Renaud Camus s'est attribué la paternité de l'expression dans son ouvrage en 2011. Pourtant, la théorie puise ses origines au siècle dernier.

Une théorie datant du 19e siècle...

La genèse du grand remplacement remonte à la fin du 19e siècle. Sa naissance est corrélée avec l'appariation du mot racisme, datant de 1892. Nicolas Lebourg explique : "Dès qu'on a fondé le mot racisme, c'est là que ce problème est entré en jeu. Les Français de souche gauloise du Nord se font remplacer par les souches latines, nous, du Sud de la France."

La naissance du concept d'extrême droite est aussi liée à une autre théorie de l'histoire : le complot juif.  "A l'époque, il existe l'idée que les Juifs organisent un grand remplacement, un complot mondialiste pour instaurer leur pouvoir" détaille l'historien perpignanais. Le protocole des Sages de Sion, propagande publiée par la Russie en 1903 est une claire illustration du phénomène.

Renaud Camus n'aurait alors rien inventé. Selon l'historien perpignanais, " Camus a une formule bien trouvée car elle impacte mais il décrit une idéologie de long court."

...au cœur des débat politiques actuels

Depuis quelques semaines, difficile de passer à côté de la théorie du Grand remplacement dans les débats présidentiels.

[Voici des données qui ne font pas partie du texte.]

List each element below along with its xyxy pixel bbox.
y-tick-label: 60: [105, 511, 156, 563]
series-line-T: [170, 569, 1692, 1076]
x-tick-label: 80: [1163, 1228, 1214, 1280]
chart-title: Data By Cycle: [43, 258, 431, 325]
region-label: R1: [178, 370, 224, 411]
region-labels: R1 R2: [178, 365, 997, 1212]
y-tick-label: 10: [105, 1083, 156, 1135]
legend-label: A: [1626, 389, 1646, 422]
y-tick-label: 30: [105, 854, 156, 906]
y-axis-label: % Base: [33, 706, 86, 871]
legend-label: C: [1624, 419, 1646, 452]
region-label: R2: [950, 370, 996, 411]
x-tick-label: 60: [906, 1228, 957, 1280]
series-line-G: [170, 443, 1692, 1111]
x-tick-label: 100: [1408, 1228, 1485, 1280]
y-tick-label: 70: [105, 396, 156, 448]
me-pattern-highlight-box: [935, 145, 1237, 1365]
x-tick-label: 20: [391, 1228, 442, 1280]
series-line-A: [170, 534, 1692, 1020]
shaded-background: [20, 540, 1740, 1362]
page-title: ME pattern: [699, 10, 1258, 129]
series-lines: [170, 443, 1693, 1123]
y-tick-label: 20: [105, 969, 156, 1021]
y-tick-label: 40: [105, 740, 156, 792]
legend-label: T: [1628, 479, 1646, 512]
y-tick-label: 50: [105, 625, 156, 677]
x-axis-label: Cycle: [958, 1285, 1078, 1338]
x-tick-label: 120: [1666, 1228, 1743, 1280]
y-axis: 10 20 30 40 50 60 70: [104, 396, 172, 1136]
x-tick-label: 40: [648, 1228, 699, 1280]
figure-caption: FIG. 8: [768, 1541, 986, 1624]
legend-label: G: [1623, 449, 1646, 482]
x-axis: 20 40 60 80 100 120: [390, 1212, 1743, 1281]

Ce sujet, ça fait des années que je tourne autour. En tant que chercheurs, on traitait cette question dans notre coin mais quand le sujet est venu au cœur de la campagne à l'automne, c'était le moment d'en faire un documentaire.

Nicolas Lebourg, historien

Eric Zemmour a fait de la théorie du Grand remplacement son cheval de bataille. Une façon pour ce nouvel arrivant dans l'espace politique de légitimer sa campagne, face à une extrême-droite qui tairait le nom du concept.

Nicolas Lebourg détaille : "Zemmour ne pouvait pas aller à la présidentielle en disant la même chose que Marine Le Pen. Il utilise ce thème du Grand remplacement pour légitimer sa campagne face au RN."

Une acclimatation idéologique de la droite

Le concept du Grand remplacement envahi l'espace public et trouve son électorat : les séniors aisés. Nicolas Lebourg était présent lors d'un meeting d'Eric Zemmour à l'automne à Perpignan. L'historien identifie parmi les militants un public de séniors bourgeois composés d'anciens du RPR et du FN. 

Selon l'historien, les questions ethniques et raciales rassemblent les électeurs de droite. Le point de divergence pour distinguer les candidats de l'extrême-droite est leur programme économique.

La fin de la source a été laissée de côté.